Cache implementation as an LRU map with configurable maximum size (maxCacheSize).
Methods to add, remove, check, and clear entries in the cache.
Protection against duplicates by checking cache membership before adding.
Metrics to expose cache size and number of sync events processed.
Cache clearing broadcasts a clear event to all instances.

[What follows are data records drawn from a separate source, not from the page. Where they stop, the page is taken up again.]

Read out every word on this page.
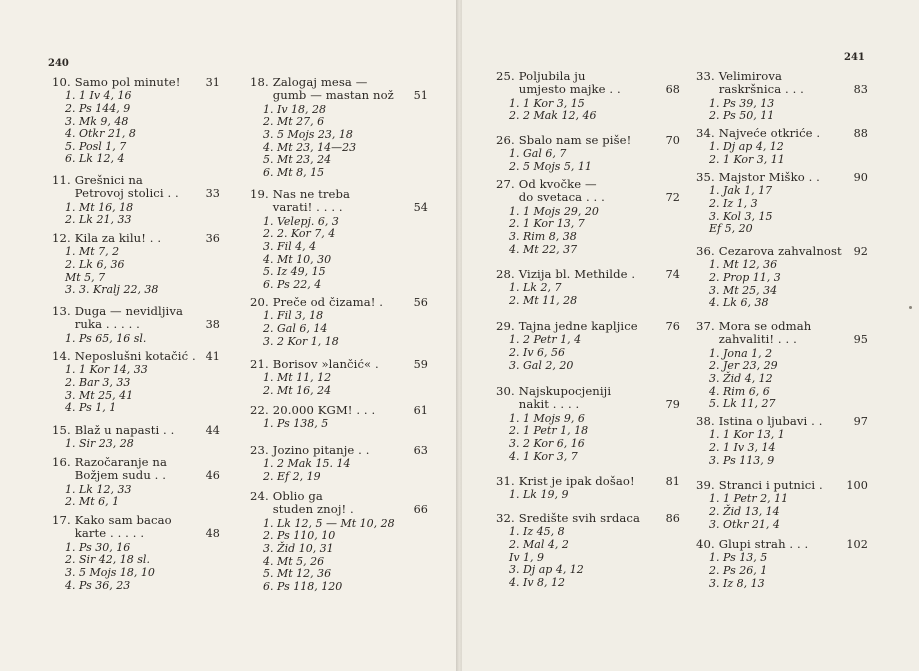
240
10. Samo pol minute! 31
1. 1 Iv 4, 16
2. Ps 144, 9
3. Mk 9, 48
4. Otkr 21, 8
5. Posl 1, 7
6. Lk 12, 4
11. Grešnici na
Petrovoj stolici . . 33
1. Mt 16, 18
2. Lk 21, 33
12. Kila za kilu! . .	36
1. Mt 7, 2
2. Lk 6, 36
Mt 5, 7
3. 3. Kralj 22, 38
13. Duga — nevidljiva
ruka . . . . .	38
1. Ps 65, 16 sl.
14. Neposlušni kotačić . 41
1. 1 Kor 14, 33
2. Bar 3, 33
3. Mt 25, 41
4. Ps 1, 1
15. Blaž u napasti . .	44
1. Sir 23, 28
16. Razočaranje na
Božjem sudu . .	46
1. Lk 12, 33
2. Mt 6, 1
17. Kako sam bacao
karte . . . . .	48
1. Ps 30, 16
2. Sir 42, 18 sl.
3. 5 Mojs 18, 10
4. Ps 36, 23
18. Zalogaj mesa —
gumb — mastan nož 51
1. Iv 18, 28
2. Mt 27, 6
3. 5 Mojs 23, 18
4. Mt 23, 14—23
5. Mt 23, 24
6. Mt 8, 15
19. Nas ne treba
varati! . . . .	54
1. Velepj. 6, 3
2. 2. Kor 7, 4
3. Fil 4, 4
4. Mt 10, 30
5. Iz 49, 15
6. Ps 22, 4
20. Preče od čizama! .	56
1. Fil 3, 18
2. Gal 6, 14
3. 2 Kor 1, 18
21. Borisov »lančić« .	59
1. Mt 11, 12
2. Mt 16, 24
22. 20.000 KGM! . . .	61
1. Ps 138, 5
23. Jozino pitanje . .	63
1. 2 Mak 15. 14
2. Ef 2, 19
24. Oblio ga
studen znoj! .	66
1. Lk 12, 5 — Mt 10, 28
2. Ps 110, 10
3. Žid 10, 31
4. Mt 5, 26
5. Mt 12, 36
6. Ps 118, 120
241
25. Poljubila ju
umjesto majke . .	68
1. 1 Kor 3, 15
2. 2 Mak 12, 46
26. Sbalo nam se piše!	70
1. Gal 6, 7
2. 5 Mojs 5, 11
27. Od kvočke —
do svetaca . . .	72
1. 1 Mojs 29, 20
2. 1 Kor 13, 7
3. Rim 8, 38
4. Mt 22, 37
28. Vizija bl. Methilde .	74
1. Lk 2, 7
2. Mt 11, 28
29. Tajna jedne kapljice 76
1. 2 Petr 1, 4
2. Iv 6, 56
3. Gal 2, 20
30. Najskupocjeniji
nakit . . . .	79
1. 1 Mojs 9, 6
2. 1 Petr 1, 18
3. 2 Kor 6, 16
4. 1 Kor 3, 7
31. Krist je ipak došao!	81
1. Lk 19, 9
32. Središte svih srdaca 86
1. Iz 45, 8
2. Mal 4, 2
Iv 1, 9
3. Dj ap 4, 12
4. Iv 8, 12
33. Velimirova
raskršnica . . .	83
1. Ps 39, 13
2. Ps 50, 11
34. Najveće otkriće .	88
1. Dj ap 4, 12
2. 1 Kor 3, 11
35. Majstor Miško . .	90
1. Jak 1, 17
2. Iz 1, 3
3. Kol 3, 15
Ef 5, 20
36. Cezarova zahvalnost 92
1. Mt 12, 36
2. Prop 11, 3
3. Mt 25, 34
4. Lk 6, 38
37. Mora se odmah
zahvaliti! . . .	95
1. Jona 1, 2
2. Jer 23, 29
3. Žid 4, 12
4. Rim 6, 6
5. Lk 11, 27
38. Istina o ljubavi . .	97
1. 1 Kor 13, 1
2. 1 Iv 3, 14
3. Ps 113, 9
39. Stranci i putnici . 100
1. 1 Petr 2, 11
2. Žid 13, 14
3. Otkr 21, 4
40. Glupi strah . . .	102
1. Ps 13, 5
2. Ps 26, 1
3. Iz 8, 13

Mermaid Diagram: Cache Synchronization Workflow

sequenceDiagram
    participant InstanceA as Repository Instance A
    participant KafkaTopic as Kafka Topic
    participant InstanceB as Repository Instance B

    Note over InstanceA,KafkaTopic: Startup Sync
    InstanceA->>KafkaTopic: Assign all partitions and seek to beginning
    KafkaTopic-->>InstanceA: Stream all cache mutation events
    InstanceA->>InstanceA: Populate local cache

    Note over InstanceA,KafkaTopic: Adding a Message ID
    InstanceA->>InstanceA: Check cache for key
    alt Key not present
        InstanceA->>InstanceA: Add key to local cache
        InstanceA->>KafkaTopic: Produce 'add' event with key
    else Key present
        InstanceA-->>InstanceA: Return false (duplicate)
    end

    Note over KafkaTopic,InstanceB: Event Propagation
    KafkaTopic-->>InstanceB: Deliver 'add' event with key
    InstanceB->>InstanceB: Update local cache with key

    Note over InstanceB,KafkaTopic: Removing a Message ID
    InstanceB->>InstanceB: Remove key from local cache
    InstanceB->>KafkaTopic: Produce 'remove' event with key

    KafkaTopic-->>InstanceA: Deliver 'remove' event with key
    InstanceA->>InstanceA: Update cache accordingly

This sequence diagram illustrates how multiple instances keep their caches synchronized by consuming and producing cache mutation events on a shared Kafka topic.

Summary

The **Idempotent Consumption** module implements a Kafka-backed idempotent repository that uses a local in-memory cache synchronized across distributed instances via a dedicated Kafka topic. It provides a robust, scalable, and fault-tolerant mechanism to deduplicate messages in distributed Camel routes, leveraging Kafka for persistence and event-driven cache updates. The module supports startup cache warmup and optional background synchronization, ensuring consistent cache state and exactly-once message processing semantics.